What made you or your team come up with the idea to install a new art series and mural at Siphon?
It's kind of interesting how organically everything came together. My one year anniversary was here, and there was art on the wall that had been there for a long time. At the time Jessica was working on a project for Photo Fest, and I thought it was perfect for the shop, since we encourage our team and guests to freely express themselves and feel safe to be who they truly are. Additionally, the new mural outside on the patio by Rob DiTeodoro uses rainbow of colors and shapes, that not only represents the Montrose neighborhood, but how colorful our team and community truly is. It used to be dingy out there and was totally not expressing who we are. We made these changes happened as a team.
What has it been like for you coming from Seattle to Houston?
I’ve been in coffee for 15 years, and Siphon has been the most unique experience I've had so far.

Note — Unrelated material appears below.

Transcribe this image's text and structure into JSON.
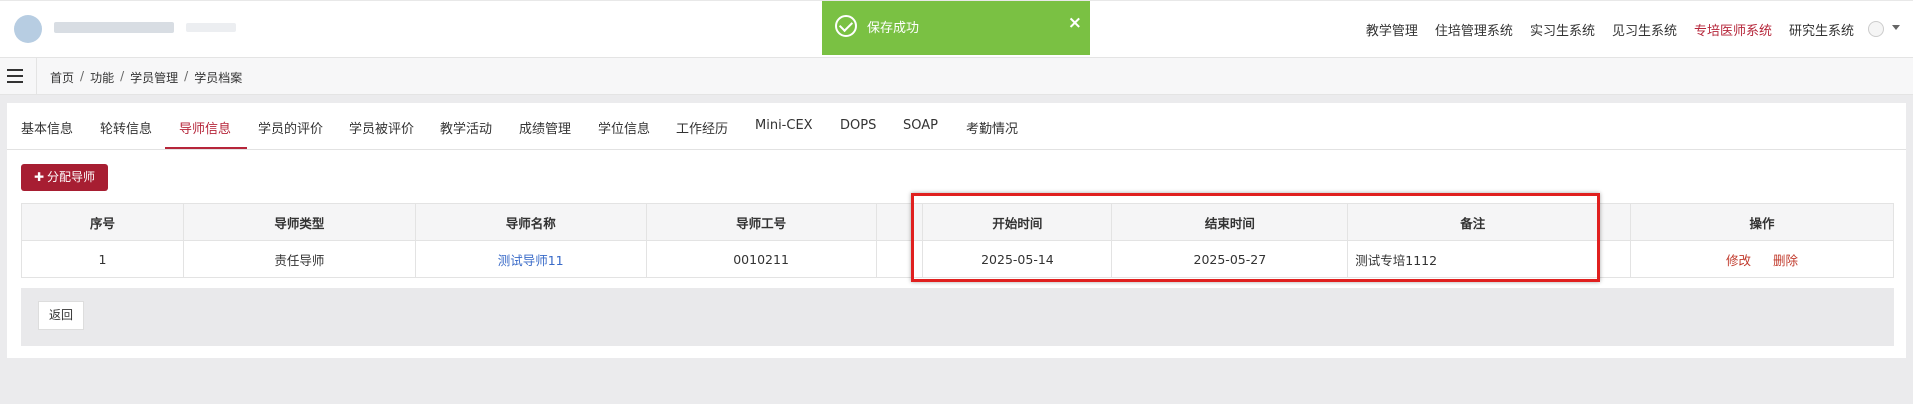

Previously, I worked for small coffee shops on the West Coast, but it was a very different culture. 10 years ago, in Seattle, the market was already saturated with coffee shops, and you had to find ways to be unique. Latte art was not the main focus since every shop was doing it. Coming to Siphon, it's exciting because the market is not yet saturated, so we can embrace ourselves and stand out while bringing education as well as having our SCA membership so to raise the bar.
What changes have you made at Siphon that you learned from past experiences? What about the future for Siphon?
Basically, the siphon brew method is already unique. When I started, I changed the coffee roaster lineup from mostly out of state roasters to rotate in come local Houston coffee roasters. There's a lot of small coffee roasters doing great things, and they are roasting rare coffees that the Siphon brewer can showcase. In the future, I think being able to add and play around with different brewing methods, as well as educating our guests on the coffee farms and producers will add to our shop experience. We'll continue to highlight the diversity of our team and guests, so be on the look out for more!